Recent advances in the manufacturing of electric planes
The aviation industry contributes about 2 percent of the total greenhouse gas emissions produced by humans. As people continue to migrate to cities for economic opportunity, the middle class will expand over the coming years and decades. As a result, it is expected that there will be an increase in air travel and therefore even greater emission of greenhouse gases at a time when efforts are being made across industries to reduce pollution.
Much like a movement to electric cars, trucks, and buses is underway, there are also efforts to develop an electric plane that will eliminate the need for burning jet fuel. As new partnerships have emerged and battery technology has advanced, there have been exciting strides made toward filling the skies with more eco-friendly planes.
A New Class of Planes
Israeli manufacturer Eviation Aircraft has established itself as the leader in the race to bring a commercial electric plane to market. At the 2019 Paris Air Show, Eviation unveiled Alice which it bills as “the world’s first all-electric commuter aircraft.” Alice is a uniquely designed plane that runs on a lithium-ion battery and holds up to nine passengers. The electric plane can travel up to 650 miles at 10,000 feet on one charge and reach speeds of 276 mph.
The first flight of Alice will take place in 2020, but Eviation has already struck a deal with Cape Air, a regional airline in the US and the Caribbean. Eviation expects certification by the Federal Airline Administration and there have already been more than 150 orders made for Alice. According to a recent Bloomberg article, as work is being done to establish the necessary charging infrastructure at Cape Air hubs, Eviation is also in talks with other airlines, including JetBlue and United Airlines.

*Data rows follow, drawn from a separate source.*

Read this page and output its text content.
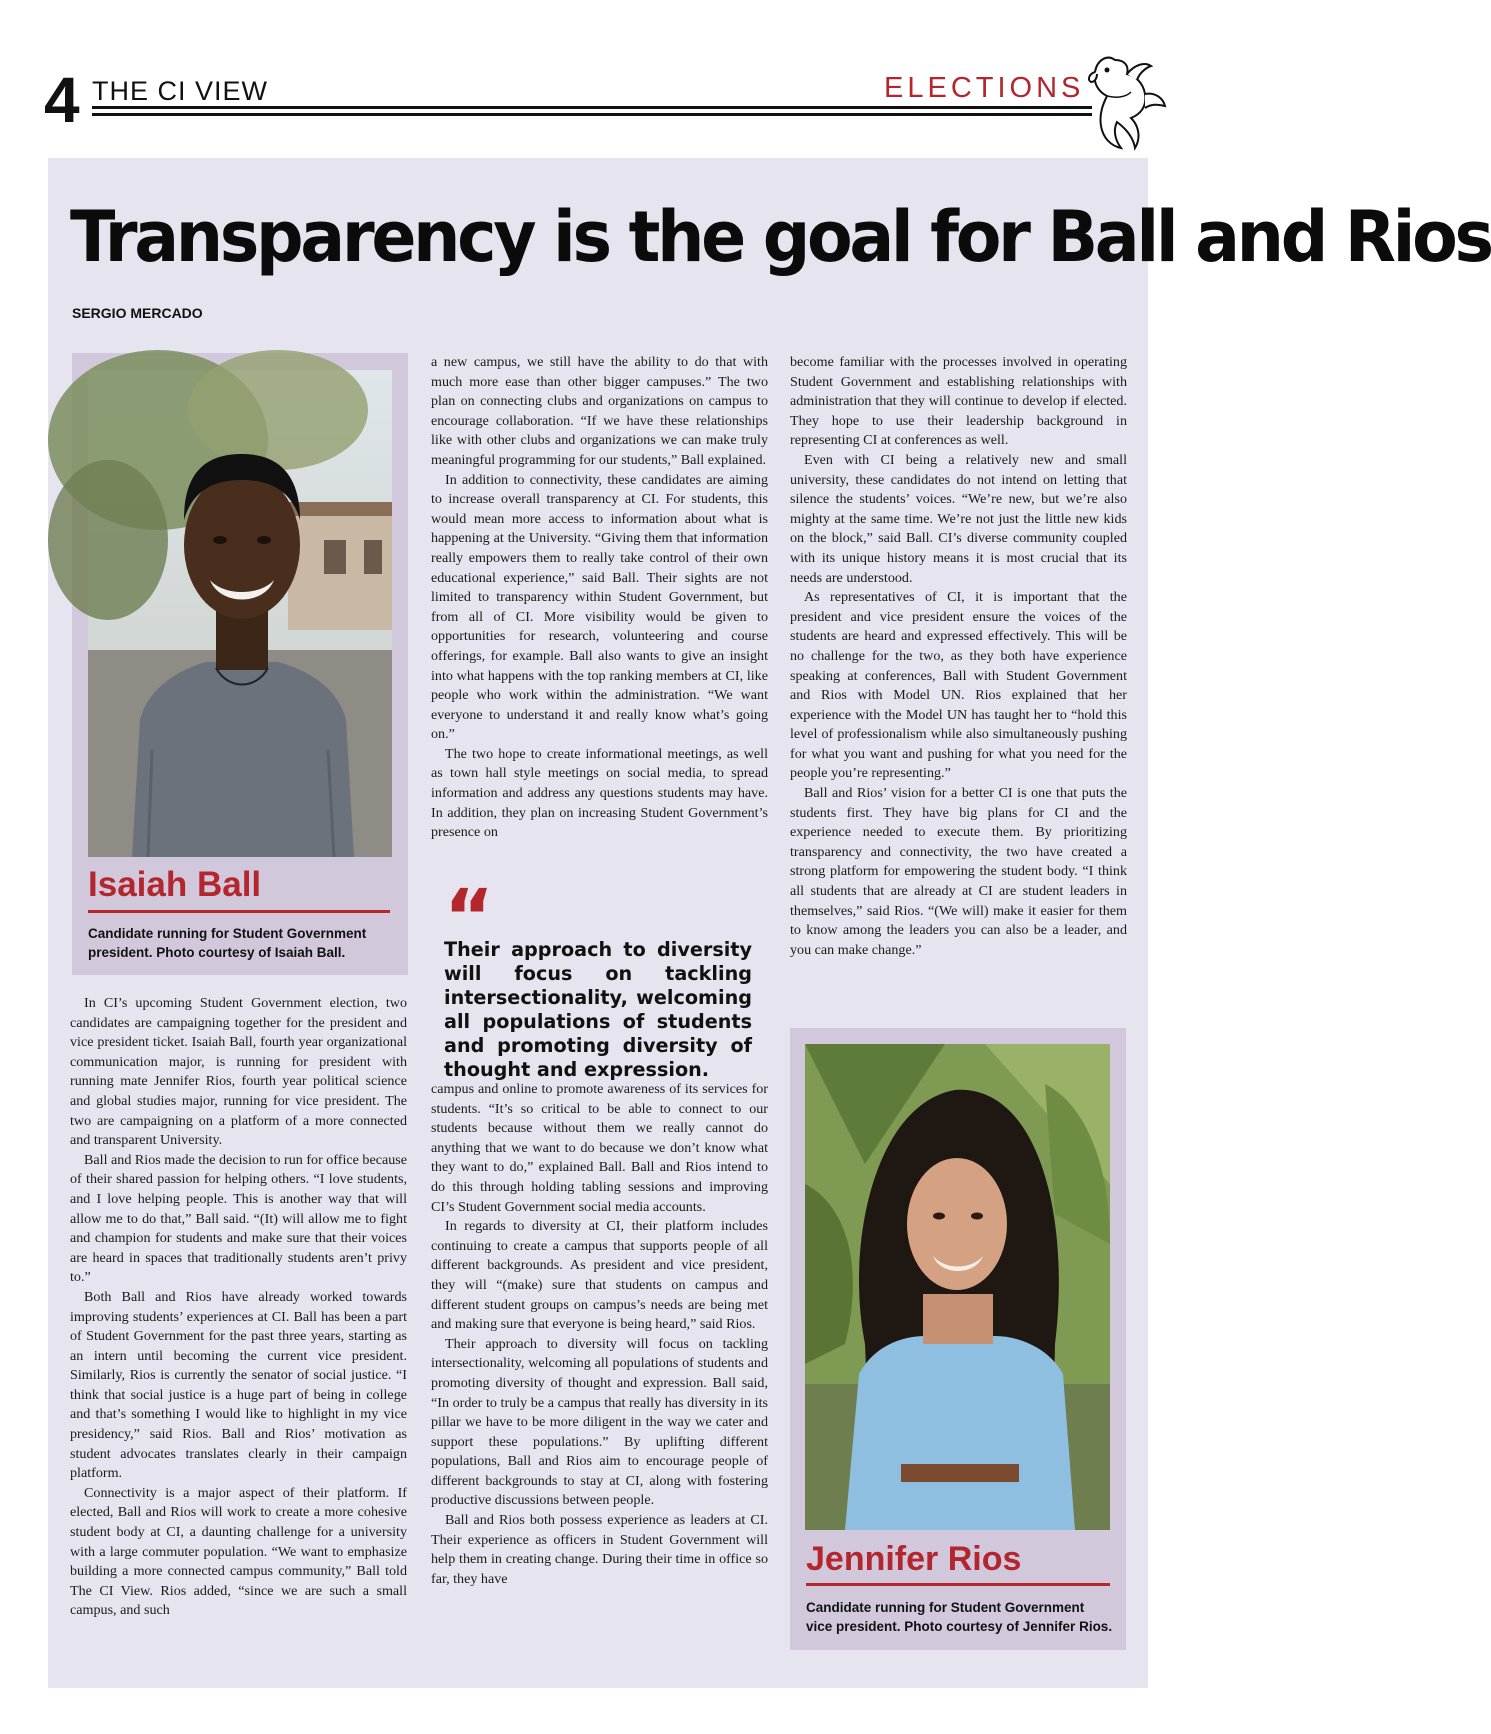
4 THE CI VIEW	ELECTIONS
Transparency is the goal for Ball and Rios
SERGIO MERCADO
Isaiah Ball
Candidate running for Student Government president. Photo courtesy of Isaiah Ball.

In CI’s upcoming Student Government election, two candidates are campaigning together for the president and vice president ticket. Isaiah Ball, fourth year organizational communication major, is running for president with running mate Jennifer Rios, fourth year political science and global studies major, running for vice president. The two are campaigning on a platform of a more connected and transparent University.

Ball and Rios made the decision to run for office because of their shared passion for helping others. “I love students, and I love helping people. This is another way that will allow me to do that,” Ball said. “(It) will allow me to fight and champion for students and make sure that their voices are heard in spaces that traditionally students aren’t privy to.”

Both Ball and Rios have already worked towards improving students’ experiences at CI. Ball has been a part of Student Government for the past three years, starting as an intern until becoming the current vice president. Similarly, Rios is currently the senator of social justice. “I think that social justice is a huge part of being in college and that’s something I would like to highlight in my vice presidency,” said Rios. Ball and Rios’ motivation as student advocates translates clearly in their campaign platform.

Connectivity is a major aspect of their platform. If elected, Ball and Rios will work to create a more cohesive student body at CI, a daunting challenge for a university with a large commuter population. “We want to emphasize building a more connected campus community,” Ball told The CI View. Rios added, “since we are such a small campus, and such

a new campus, we still have the ability to do that with much more ease than other bigger campuses.” The two plan on connecting clubs and organizations on campus to encourage collaboration. “If we have these relationships like with other clubs and organizations we can make truly meaningful programming for our students,” Ball explained.

In addition to connectivity, these candidates are aiming to increase overall transparency at CI. For students, this would mean more access to information about what is happening at the University. “Giving them that information really empowers them to really take control of their own educational experience,” said Ball. Their sights are not limited to transparency within Student Government, but from all of CI. More visibility would be given to opportunities for research, volunteering and course offerings, for example. Ball also wants to give an insight into what happens with the top ranking members at CI, like people who work within the administration. “We want everyone to understand it and really know what’s going on.”

The two hope to create informational meetings, as well as town hall style meetings on social media, to spread information and address any questions students may have. In addition, they plan on increasing Student Government’s presence on

“
Their approach to diversity will focus on tackling intersectionality, welcoming all populations of students and promoting diversity of thought and expression.

campus and online to promote awareness of its services for students. “It’s so critical to be able to connect to our students because without them we really cannot do anything that we want to do because we don’t know what they want to do,” explained Ball. Ball and Rios intend to do this through holding tabling sessions and improving CI’s Student Government social media accounts.

In regards to diversity at CI, their platform includes continuing to create a campus that supports people of all different backgrounds. As president and vice president, they will “(make) sure that students on campus and different student groups on campus’s needs are being met and making sure that everyone is being heard,” said Rios.

Their approach to diversity will focus on tackling intersectionality, welcoming all populations of students and promoting diversity of thought and expression. Ball said, “In order to truly be a campus that really has diversity in its pillar we have to be more diligent in the way we cater and support these populations.” By uplifting different populations, Ball and Rios aim to encourage people of different backgrounds to stay at CI, along with fostering productive discussions between people.

Ball and Rios both possess experience as leaders at CI. Their experience as officers in Student Government will help them in creating change. During their time in office so far, they have

become familiar with the processes involved in operating Student Government and establishing relationships with administration that they will continue to develop if elected. They hope to use their leadership background in representing CI at conferences as well.

Even with CI being a relatively new and small university, these candidates do not intend on letting that silence the students’ voices. “We’re new, but we’re also mighty at the same time. We’re not just the little new kids on the block,” said Ball. CI’s diverse community coupled with its unique history means it is most crucial that its needs are understood.

As representatives of CI, it is important that the president and vice president ensure the voices of the students are heard and expressed effectively. This will be no challenge for the two, as they both have experience speaking at conferences, Ball with Student Government and Rios with Model UN. Rios explained that her experience with the Model UN has taught her to “hold this level of professionalism while also simultaneously pushing for what you want and pushing for what you need for the people you’re representing.”

Ball and Rios’ vision for a better CI is one that puts the students first. They have big plans for CI and the experience needed to execute them. By prioritizing transparency and connectivity, the two have created a strong platform for empowering the student body. “I think all students that are already at CI are student leaders in themselves,” said Rios. “(We will) make it easier for them to know among the leaders you can also be a leader, and you can make change.”

Jennifer Rios
Candidate running for Student Government vice president. Photo courtesy of Jennifer Rios.
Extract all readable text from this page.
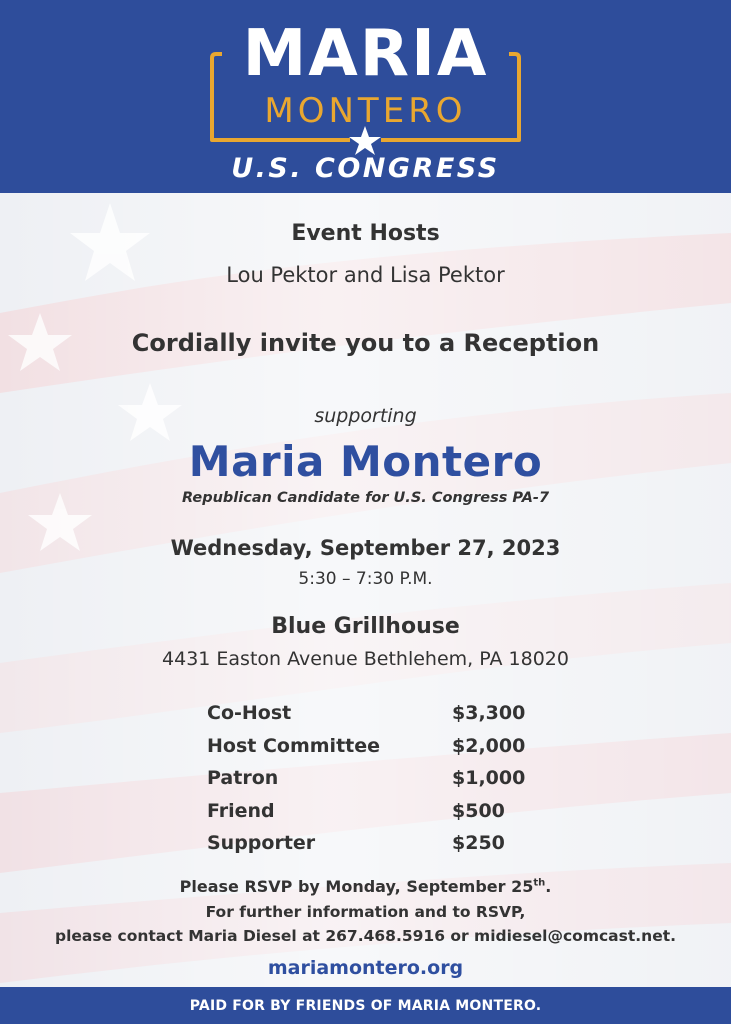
MARIA
MONTERO
U.S. CONGRESS

Event Hosts

Lou Pektor and Lisa Pektor

Cordially invite you to a Reception

supporting

Maria Montero

Republican Candidate for U.S. Congress PA-7

Wednesday, September 27, 2023

5:30 – 7:30 P.M.

Blue Grillhouse

4431 Easton Avenue Bethlehem, PA 18020

Co-Host	$3,300
Host Committee	$2,000
Patron	$1,000
Friend	$500
Supporter	$250

Please RSVP by Monday, September 25th.

For further information and to RSVP,

please contact Maria Diesel at 267.468.5916 or midiesel@comcast.net.

mariamontero.org

PAID FOR BY FRIENDS OF MARIA MONTERO.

Meanwhile, NASA, in conjunction with Empirical Systems Aerospace (ES AERO), has been developing the Maxwell X-57 which is an electric plane and marks the first manned X-plane (a series of experimental aircraft and rockets) since the ’90s. In November, ES AERO delivered the Mod II configuration of the X-57 to NASA’s Armstrong Flight research Center in Edwards, Calif.
Full Speed Ahead
Part of the challenge of making electric planes commercially viable is being able to make them fast enough that passengers will want to fly in them. Rolls Royce is aiming to set the world record for the fastest all-electric aircraft by clocking in at upwards of 300 mph in a 2020 flight over the UK. The effort is part of the company’s ACCEL (Accelerating the Electrification of Flight) initiative which is partially funded by the UK government and includes partnerships with the Aerospace Technology Institute, YASA, and Electroflight.
Rolls Royce isn’t the only manufacturer fascinated by speedy electric planes. Airbus recently announced Air Race E, which will also take place in 2020 and will mark the world’s first all-electric airplane race. It will be similar to Air Race 1 in that the eight single-seat planes will race on a 3.1-mile track at just 33 feet above the ground. The planes in Air Race E are expected to reach more than 300 mph. While the race is meant more for thrill than transportation, the technology showcased could eventually be translated and scaled for commercial use.
Keeping a Charge
Similar to electric cars, widespread adoption of electric planes will largely depend on the advancement of battery technology. Batteries for electric vehicles are mostly measured by Wh/kg (watt-hours per kilogram). Current lithium-ion batteries are capable of between 100-265 Wh/kg. That’s not bad for a Tesla, but the ratio needs to be improved for large, gravity-defying commercial aircraft.
Oxis Energy is developing a lithium-sulfur battery that could potentially provide upwards of 500 Kw/kg. The company has partnered with Bye Aerospace, an electric aircraft manufacturer whose planes’ batteries feature “record-breaking energy density of 260 watt-hours per kilogram.” The Institute of Electrical and Electronics Engineers estimate that such an increase “will cut the total system weight in half, enough to extend flying range by 50 to 100 percent, at least in the small planes Bye Aerospace has specialized in so far.”
While the world waits for battery technology to improve, hybrid solutions are moving forward. The E-Fan X — developed by Airbus, Rolls Royce, and Siemens — features three traditional turbofans powered by jet fuel and one powered by electric motor. This partnership emerged in conjunction with Flightpath 2050, which is the EU’s goal of reducing CO2 emissions in the aviation industry by 75 percent by 2050.
In the US, Boeing and JetBlue have backed hybrid aircraft manufacturer Zunum Aero, which is developing regional aircraft with up to 50 seats that runs on a hybrid power train. Batteries in the wings power the planes while the aircraft “sip fuel only when they have to.” Eventually, as technology advances and batteries become lighter, the amount of fuel “sipped” will decrease until the planes are entirely electric.
There are still some obstacles to be overcome, but with the significant progress that has been made in recent years, as well as what is on the horizon for 2020, a future of skies filled with electric planes appears to be within reach.